To what extent does poetry and graffiti exist within cinema? Film can be tagged poetic, poetry cinematic, and graffiti too has cinematic and poetic qualities. Terms apply, get hired, promoted and fired at will. Language is a shotgun, a double-barrel surprise like graffiti gleaming in a subway tunnel of desire.

Embracing ironic fragments of language is an exercise in confirming the negative, for instance, the term, masterpiece. In graffiti vernacular, it's a funny misstep. For how can something in the realm of spontaneity, in the moment, be perfect. Which of course is what we think when we throw notions and words like masterpiece around. Graffiti has its fine qualities but perfection is not one of them. Graffiti is a flawed masterpiece.

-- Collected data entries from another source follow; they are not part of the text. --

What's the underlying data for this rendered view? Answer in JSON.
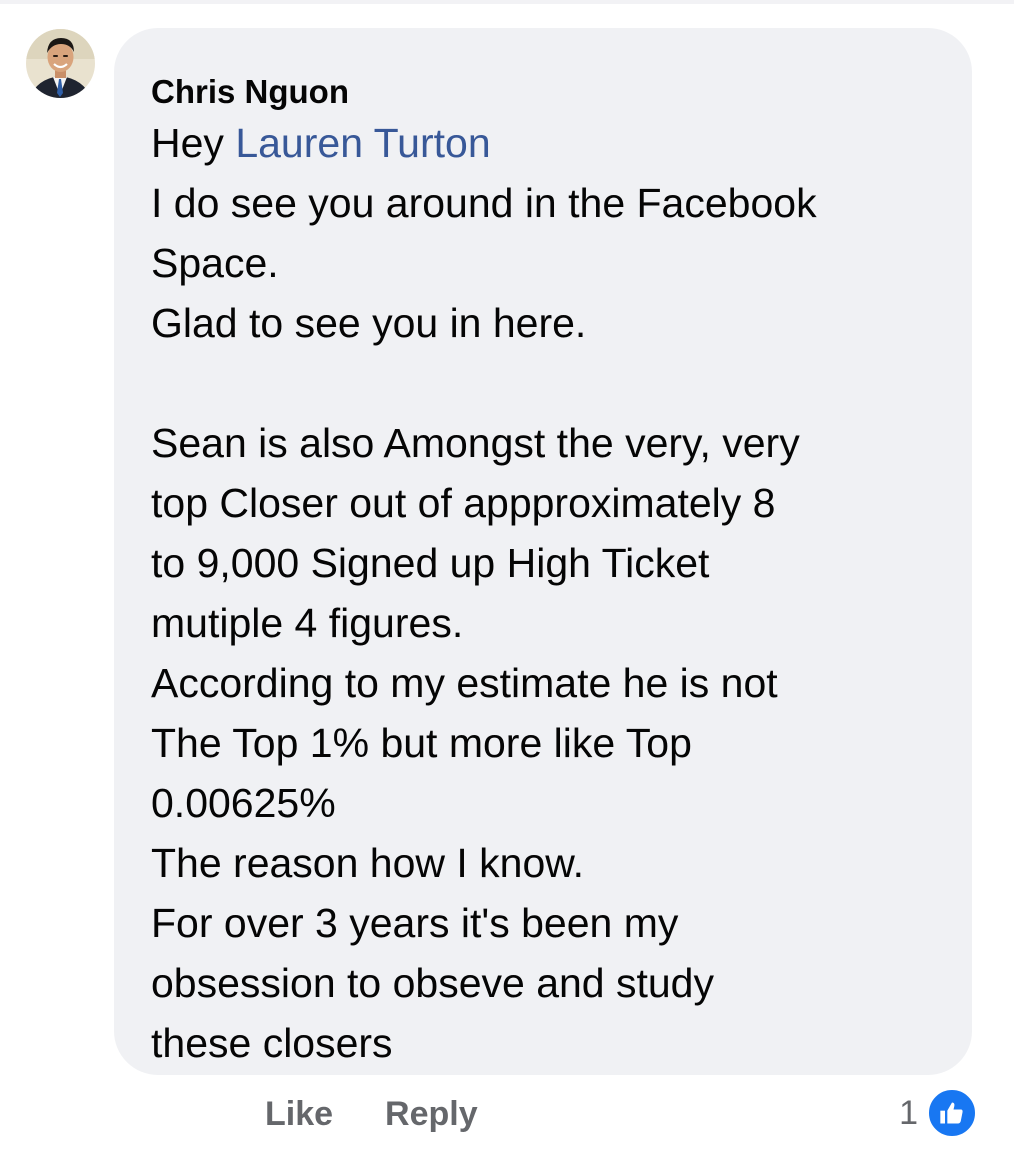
{
  "comment": {
    "author": "Chris Nguon",
    "greeting": "Hey",
    "mention": "Lauren Turton",
    "lines": [
      "I do see you around in the Facebook",
      "Space.",
      "Glad to see you in here.",
      "",
      "Sean is also Amongst the very, very",
      "top Closer out of appproximately 8",
      "to 9,000 Signed up High Ticket",
      "mutiple 4 figures.",
      "According to my estimate he is not",
      "The Top 1% but more like Top",
      "0.00625%",
      "The reason how I know.",
      "For over 3 years it's been my",
      "obsession to obseve and study",
      "these closers"
    ]
  },
  "actions": {
    "like_label": "Like",
    "reply_label": "Reply"
  },
  "reactions": {
    "count": "1",
    "icon": "thumbs-up-icon",
    "color": "#1877f2"
  },
  "colors": {
    "bubble": "#f0f1f4",
    "mention": "#385898",
    "text": "#050505",
    "muted": "#65676b"
  }
}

Immediate communication characterizes all good graffiti and our sense of graffiti, our attraction to graffiti, shows that graffiti is in the depth of our being. It's behind the working of something universal. And like poetry, sometimes graffiti can be one of life's greatest objects. Graffiti communicates in our dreams, transfers to our cities.

Cities are by nature centers of noise. To be heard, to deny refusal is heroic and daft. Magnified vulnerabilities and maximized exposure make for marginal existence. Ad hoc auteurs display and displace care.

The medium is the moment. And that's the matter waiting for a situation. Mythology in the making. Language becomes past due, renewed and checked out again, stimulating the cycle of explanation.

We gaze at screens in large darkened shoe boxes, caught in a cineplex complex. Mystery is captured on reels, loaded on projectors as we project ourselves from where we are, who we are. The audience becomes author by way of completing the process, sustaining and maintaining the experience.

What makes a film poetic, a poem cinematic, is partly the extent of active participation one brings to the work. On a bad day, graffiti has the public perception of passivity. But accepted in the right context in the right moment, it arouses transcendence.

The strategic flash of light, the tactical use of language, provides for a great science of illusion. We find that surfaces are merely a palette on which to innovate. Sometimes the vehicles for innovation and projection are car jacked on condensed stretches of active turbulence and tortured compliance. But your mileage may vary.